Le Sénégal et l’Afrique du Sud broient du noir, tandis que l’Afrique de l’Est sort de l’ombre, avec un Kenya et une Tanzanie prometteurs.

Et de trois ! Trois années de baisse consécutive pour le Sénégal avec des ventes qui taquinent les -10 %… Si la concurrence balnéaire de la République dominicaine et de Cuba pèse lourd dans l’addition, c’est surtout le manque de promotion/communication de la destination en France que pointent les tour-opérateurs. Et la taxe d’aéroport de 30 euros par billet [pour Ndiass, le nouvel aéroport de Dakar, ndlr] instaurée cet été, ne va pas arranger les choses, ajoute-t-on chez Rêv.Vacances, qui a perdu 56 % de clients en 2004. La Casamance, qui s’étoffe dans les brochures, redonnera-t-elle des couleurs au pays ?

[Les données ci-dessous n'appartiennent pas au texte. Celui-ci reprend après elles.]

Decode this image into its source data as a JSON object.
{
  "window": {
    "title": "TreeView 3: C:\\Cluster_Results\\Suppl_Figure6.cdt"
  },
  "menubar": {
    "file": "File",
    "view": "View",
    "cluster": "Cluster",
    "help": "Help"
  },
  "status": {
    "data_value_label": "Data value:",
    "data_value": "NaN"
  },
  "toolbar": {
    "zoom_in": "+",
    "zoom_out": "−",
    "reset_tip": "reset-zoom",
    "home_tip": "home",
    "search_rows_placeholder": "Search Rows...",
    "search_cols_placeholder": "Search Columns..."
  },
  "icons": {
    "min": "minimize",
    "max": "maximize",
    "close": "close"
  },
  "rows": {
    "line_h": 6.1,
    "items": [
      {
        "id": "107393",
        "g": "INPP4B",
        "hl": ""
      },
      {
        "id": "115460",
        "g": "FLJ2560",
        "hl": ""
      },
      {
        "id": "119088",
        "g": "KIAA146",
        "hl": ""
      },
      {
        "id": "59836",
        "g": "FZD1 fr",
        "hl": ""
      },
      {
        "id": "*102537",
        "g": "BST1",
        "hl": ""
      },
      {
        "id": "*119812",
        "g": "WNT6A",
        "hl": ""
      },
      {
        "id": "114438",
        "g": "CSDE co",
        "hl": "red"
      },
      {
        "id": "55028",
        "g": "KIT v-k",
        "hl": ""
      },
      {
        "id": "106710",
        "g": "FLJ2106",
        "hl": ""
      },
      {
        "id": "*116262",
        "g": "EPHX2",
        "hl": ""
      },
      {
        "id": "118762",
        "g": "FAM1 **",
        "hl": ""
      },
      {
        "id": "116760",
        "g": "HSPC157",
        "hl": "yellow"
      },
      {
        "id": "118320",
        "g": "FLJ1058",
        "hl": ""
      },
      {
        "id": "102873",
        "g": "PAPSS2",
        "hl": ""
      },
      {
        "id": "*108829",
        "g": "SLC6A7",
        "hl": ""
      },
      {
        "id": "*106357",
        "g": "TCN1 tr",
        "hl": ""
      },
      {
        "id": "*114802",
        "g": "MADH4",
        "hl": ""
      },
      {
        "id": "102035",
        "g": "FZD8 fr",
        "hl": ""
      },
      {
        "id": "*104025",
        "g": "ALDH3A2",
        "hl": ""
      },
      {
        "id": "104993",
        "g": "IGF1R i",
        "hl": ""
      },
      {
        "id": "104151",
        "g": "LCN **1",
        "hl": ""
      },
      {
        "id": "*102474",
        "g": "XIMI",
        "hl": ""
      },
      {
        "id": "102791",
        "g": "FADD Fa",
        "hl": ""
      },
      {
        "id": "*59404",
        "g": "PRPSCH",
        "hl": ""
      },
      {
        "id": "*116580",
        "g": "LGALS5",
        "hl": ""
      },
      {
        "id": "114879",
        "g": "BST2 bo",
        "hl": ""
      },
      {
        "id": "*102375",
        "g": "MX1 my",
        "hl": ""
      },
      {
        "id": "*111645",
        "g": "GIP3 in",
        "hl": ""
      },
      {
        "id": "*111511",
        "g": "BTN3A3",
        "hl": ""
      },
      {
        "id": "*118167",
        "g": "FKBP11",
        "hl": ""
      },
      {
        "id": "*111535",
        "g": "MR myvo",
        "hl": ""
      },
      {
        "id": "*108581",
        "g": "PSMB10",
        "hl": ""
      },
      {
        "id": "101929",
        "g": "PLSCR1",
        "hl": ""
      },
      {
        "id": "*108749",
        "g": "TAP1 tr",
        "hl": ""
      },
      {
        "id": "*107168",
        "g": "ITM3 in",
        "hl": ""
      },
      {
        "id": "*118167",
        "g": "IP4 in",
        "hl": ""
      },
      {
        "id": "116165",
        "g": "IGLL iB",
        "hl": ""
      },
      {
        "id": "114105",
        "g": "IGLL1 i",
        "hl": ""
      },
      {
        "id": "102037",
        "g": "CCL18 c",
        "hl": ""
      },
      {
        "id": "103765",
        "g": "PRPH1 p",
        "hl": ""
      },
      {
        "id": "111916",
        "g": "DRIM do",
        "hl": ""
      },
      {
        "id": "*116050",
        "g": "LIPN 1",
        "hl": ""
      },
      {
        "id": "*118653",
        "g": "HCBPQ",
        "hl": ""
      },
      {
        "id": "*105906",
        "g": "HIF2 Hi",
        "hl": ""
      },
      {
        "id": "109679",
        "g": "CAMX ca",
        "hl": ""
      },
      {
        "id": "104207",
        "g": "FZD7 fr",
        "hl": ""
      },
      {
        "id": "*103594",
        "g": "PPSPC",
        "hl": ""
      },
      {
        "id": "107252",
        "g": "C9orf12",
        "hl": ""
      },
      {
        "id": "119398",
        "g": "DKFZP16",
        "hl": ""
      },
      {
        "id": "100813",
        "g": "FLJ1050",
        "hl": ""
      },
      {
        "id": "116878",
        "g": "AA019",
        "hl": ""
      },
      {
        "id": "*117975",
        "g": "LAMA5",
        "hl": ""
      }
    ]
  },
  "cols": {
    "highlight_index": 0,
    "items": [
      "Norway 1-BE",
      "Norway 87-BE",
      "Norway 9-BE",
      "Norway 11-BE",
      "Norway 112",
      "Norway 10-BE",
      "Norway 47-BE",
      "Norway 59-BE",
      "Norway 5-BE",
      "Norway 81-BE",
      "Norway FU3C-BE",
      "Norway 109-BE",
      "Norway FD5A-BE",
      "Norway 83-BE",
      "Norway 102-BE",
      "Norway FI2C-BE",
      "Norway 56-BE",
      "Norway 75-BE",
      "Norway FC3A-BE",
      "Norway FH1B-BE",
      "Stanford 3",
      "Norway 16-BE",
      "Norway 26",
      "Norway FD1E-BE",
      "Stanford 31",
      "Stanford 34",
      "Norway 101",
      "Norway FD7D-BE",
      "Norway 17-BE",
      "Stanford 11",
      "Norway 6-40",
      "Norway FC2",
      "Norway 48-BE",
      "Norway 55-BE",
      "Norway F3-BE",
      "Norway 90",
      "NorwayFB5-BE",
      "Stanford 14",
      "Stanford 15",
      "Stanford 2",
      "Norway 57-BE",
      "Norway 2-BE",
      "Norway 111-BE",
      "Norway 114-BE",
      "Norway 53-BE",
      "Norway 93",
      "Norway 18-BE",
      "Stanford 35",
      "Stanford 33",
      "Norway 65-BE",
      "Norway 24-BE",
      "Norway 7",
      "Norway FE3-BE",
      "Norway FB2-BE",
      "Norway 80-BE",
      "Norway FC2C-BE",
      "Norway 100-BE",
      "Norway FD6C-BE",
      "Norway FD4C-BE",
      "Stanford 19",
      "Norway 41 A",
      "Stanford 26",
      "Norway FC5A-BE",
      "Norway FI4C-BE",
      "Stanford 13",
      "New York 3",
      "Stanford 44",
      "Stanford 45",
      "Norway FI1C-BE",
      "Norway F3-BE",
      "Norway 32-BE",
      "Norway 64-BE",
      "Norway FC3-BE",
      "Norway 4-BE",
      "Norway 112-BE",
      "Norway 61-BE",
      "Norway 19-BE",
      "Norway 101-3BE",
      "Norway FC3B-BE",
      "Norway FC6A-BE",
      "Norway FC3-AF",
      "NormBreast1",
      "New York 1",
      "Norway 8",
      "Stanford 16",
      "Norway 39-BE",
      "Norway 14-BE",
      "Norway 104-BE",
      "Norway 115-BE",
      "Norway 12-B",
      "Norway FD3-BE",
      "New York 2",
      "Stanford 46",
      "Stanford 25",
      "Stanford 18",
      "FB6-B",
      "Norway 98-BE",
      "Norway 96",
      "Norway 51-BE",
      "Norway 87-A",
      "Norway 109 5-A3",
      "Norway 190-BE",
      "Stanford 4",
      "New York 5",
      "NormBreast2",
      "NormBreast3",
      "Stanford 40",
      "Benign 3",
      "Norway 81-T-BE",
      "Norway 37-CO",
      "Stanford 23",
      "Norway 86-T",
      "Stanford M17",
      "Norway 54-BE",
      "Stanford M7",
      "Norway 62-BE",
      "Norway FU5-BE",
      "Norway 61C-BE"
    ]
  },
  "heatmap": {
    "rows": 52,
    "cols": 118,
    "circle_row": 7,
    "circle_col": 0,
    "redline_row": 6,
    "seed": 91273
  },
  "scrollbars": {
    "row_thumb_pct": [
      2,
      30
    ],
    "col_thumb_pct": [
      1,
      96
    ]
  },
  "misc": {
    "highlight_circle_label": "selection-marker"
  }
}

Si le Sénégal, locomotive de l’Afrique francophone ralentit, le Mali et la Mauritanie voient leurs ventes de forfaits progresser de 19,1 % et 10,2 %.

Déconfiture aussi pour l’Afrique du Sud qui, après le boom de la fréquentation en 2002 et 2003 (respectivement + 34 % et + 14 %) affiche – 14,5 % en 2004. Explication : le rand, dévalué en 2002, a repris de la vigueur, et forts d’un remplissage excellent, les hôteliers ont fait grimper leurs tarifs. Flambée retrouvée dans le prix des forfaits… Résultat : les ventes ont reculé.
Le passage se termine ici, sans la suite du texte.